"History has proven time and time again that politicians do a horrible job of keeping themselves accountable when no one is looking. It’s time for us to not only fight for democracy overseas, but become active participators in our democracy here at home."
Segun is May 2012 graduate of Morehouse College, and Master of Divinity Candidate at Boston University School of Theology.
Save a select group of confused people who, obviously, have been living under a mountain for the last few years (they call themselves “Independents”), most Americans have chosen the candidate who best represents them. Or, at least the one who is the complete opposite of the one they don’t want. Everyone is geared up and ready to put (or keep) their candidate in office.
But, I’m worried that we’re preparing for the wrong day. It’s not November 6, 2012 we should be preparing for; it’s November 7th, and every day after.
Emotions are running rampant as we approach Election Day, much like they did four years ago. However, we saw much of that excitement dissipate quickly as the days grew more and more distant from that first Tuesday in November. People began to feel that change was not reaching them fast enough. They began to lose hope. They were bombarded with news graphic after flashy news graphic that Washington D.C. and Wall Street were playing with their treasure, their time, and their tolerance levels.
They had voted for this human being to carry out superhuman feats and fix 300 million lives all by himself. Why wasn’t he doing it fast enough?
In a 2004 discussion at MIT, noted philosopher, lecturer and activist Noam Chomsky said, “If we want to stop being a failed state and become a democratic society, things are going to have to happen between the four year period [of elections].” I am not cynical enough to believe, like Chomsky, that my vote doesn’t count or that the election process in the American interpretation of democracy is a farce. I do believe, with Chomsky, that political engagement is not a Sabbath experience. Like bathing, it is something that citizens must do every day.
Citizenship requires more than a vote. It means making your vote matter to that politician by writing or calling them when they stray from accurately representing you. It means donating your time or your money to that political campaign to make sure your voice and your vote mean something to that person who is running. If we know that politicians respond to donors and lobbyists, we must become the majority of those donors and lobbyists and make the system work for us rather than against us, as we have allowed it to do for so long.
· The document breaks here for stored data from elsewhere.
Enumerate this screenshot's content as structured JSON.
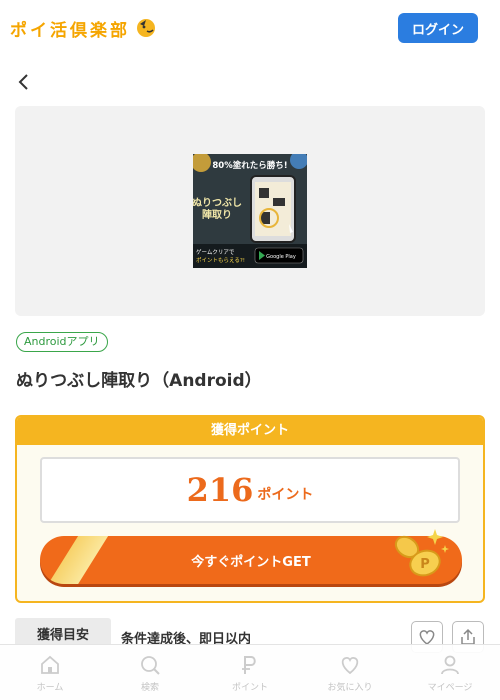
{
  "header": {
    "logo_text": "ポイ活倶楽部",
    "login_label": "ログイン"
  },
  "colors": {
    "accent": "#2b7de0",
    "gold": "#f5b520",
    "orange": "#f06a1a",
    "green": "#3aa64a"
  },
  "banner": {
    "headline": "80%塗れたら勝ち!",
    "game_title_line1": "ぬりつぶし",
    "game_title_line2": "陣取り",
    "footer_line1": "ゲームクリアで",
    "footer_line2": "ポイントもらえる?!",
    "store_badge": "Google Play"
  },
  "offer": {
    "tag": "Androidアプリ",
    "title": "ぬりつぶし陣取り（Android）"
  },
  "points": {
    "header": "獲得ポイント",
    "value": "216",
    "unit": "ポイント",
    "cta": "今すぐポイントGET"
  },
  "estimate": {
    "label": "獲得目安",
    "value": "条件達成後、即日以内"
  },
  "bottom_nav": [
    {
      "label": "ホーム",
      "icon": "home-icon"
    },
    {
      "label": "検索",
      "icon": "search-icon"
    },
    {
      "label": "ポイント",
      "icon": "point-icon"
    },
    {
      "label": "お気に入り",
      "icon": "heart-icon"
    },
    {
      "label": "マイページ",
      "icon": "user-icon"
    }
  ]
}
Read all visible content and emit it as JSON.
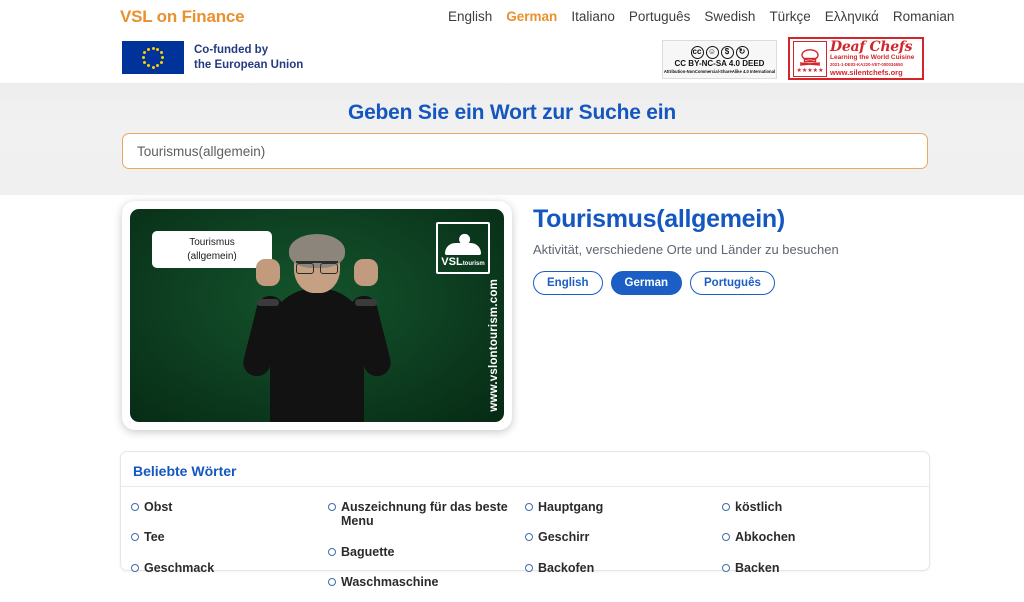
{
  "header": {
    "brand": "VSL on Finance",
    "languages": [
      {
        "label": "English",
        "active": false
      },
      {
        "label": "German",
        "active": true
      },
      {
        "label": "Italiano",
        "active": false
      },
      {
        "label": "Português",
        "active": false
      },
      {
        "label": "Swedish",
        "active": false
      },
      {
        "label": "Türkçe",
        "active": false
      },
      {
        "label": "Ελληνικά",
        "active": false
      },
      {
        "label": "Romanian",
        "active": false
      }
    ],
    "eu_logo": {
      "line1": "Co-funded by",
      "line2": "the European Union"
    },
    "cc_badge": {
      "icons": [
        "cc",
        "by",
        "nc",
        "sa"
      ],
      "title": "CC BY-NC-SA 4.0 DEED",
      "subtitle": "Attribution-NonCommercial-ShareAlike 4.0 International"
    },
    "chefs_badge": {
      "title": "Deaf Chefs",
      "subtitle": "Learning the World Cuisine",
      "code": "2021-1-DE02-KA220-VET-000034650",
      "url": "www.silentchefs.org"
    }
  },
  "search": {
    "heading": "Geben Sie ein Wort zur Suche ein",
    "value": "Tourismus(allgemein)",
    "placeholder": "Geben Sie ein Wort zur Suche ein"
  },
  "result": {
    "video": {
      "caption_line1": "Tourismus",
      "caption_line2": "(allgemein)",
      "logo_text": "VSL",
      "logo_sub": "tourism",
      "watermark_url": "www.vslontourism.com"
    },
    "title": "Tourismus(allgemein)",
    "description": "Aktivität, verschiedene Orte und Länder zu besuchen",
    "language_pills": [
      {
        "label": "English",
        "active": false
      },
      {
        "label": "German",
        "active": true
      },
      {
        "label": "Português",
        "active": false
      }
    ]
  },
  "popular": {
    "heading": "Beliebte Wörter",
    "columns": [
      [
        "Obst",
        "Tee",
        "Geschmack"
      ],
      [
        "Auszeichnung für das beste Menu",
        "Baguette",
        "Waschmaschine"
      ],
      [
        "Hauptgang",
        "Geschirr",
        "Backofen"
      ],
      [
        "köstlich",
        "Abkochen",
        "Backen"
      ]
    ]
  },
  "colors": {
    "brand_orange": "#e8912d",
    "heading_blue": "#1557c0",
    "pill_blue": "#1b5fc4",
    "band_gray": "#f1f1f1",
    "video_green": "#0d3d20",
    "chefs_red": "#d4252a",
    "eu_blue": "#003399"
  }
}
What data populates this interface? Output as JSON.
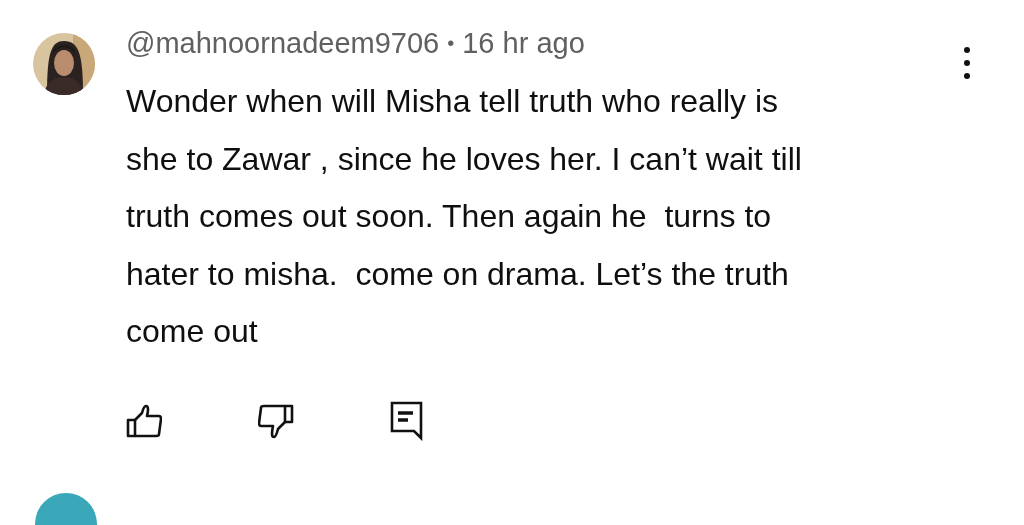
{
  "comment": {
    "author": "@mahnoornadeem9706",
    "separator": "•",
    "time": "16 hr ago",
    "body_lines": [
      "Wonder when will Misha tell truth who really is",
      "she to Zawar , since he loves her. I can’t wait till",
      "truth comes out soon. Then again he  turns to",
      "hater to misha.  come on drama. Let’s the truth",
      "come out"
    ]
  }
}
History has proven time and time again that politicians do a horrible job of keeping themselves accountable when no one is looking. It’s time for us to not only fight for democracy overseas, but become active participators in our democracy here at home. We must not place our faith in a mere mortal to solve our complex problems. For, what will we do when we cannot vote for that person any longer?
No, it is up to us to make sure our nation is not wrestled away from democracy’s grasp. If we fail to look to November 7th, then Shakespeare was right to put in Cassius’ mouth, “The fault, dear Brutus, is not in our stars, but in ourselves.”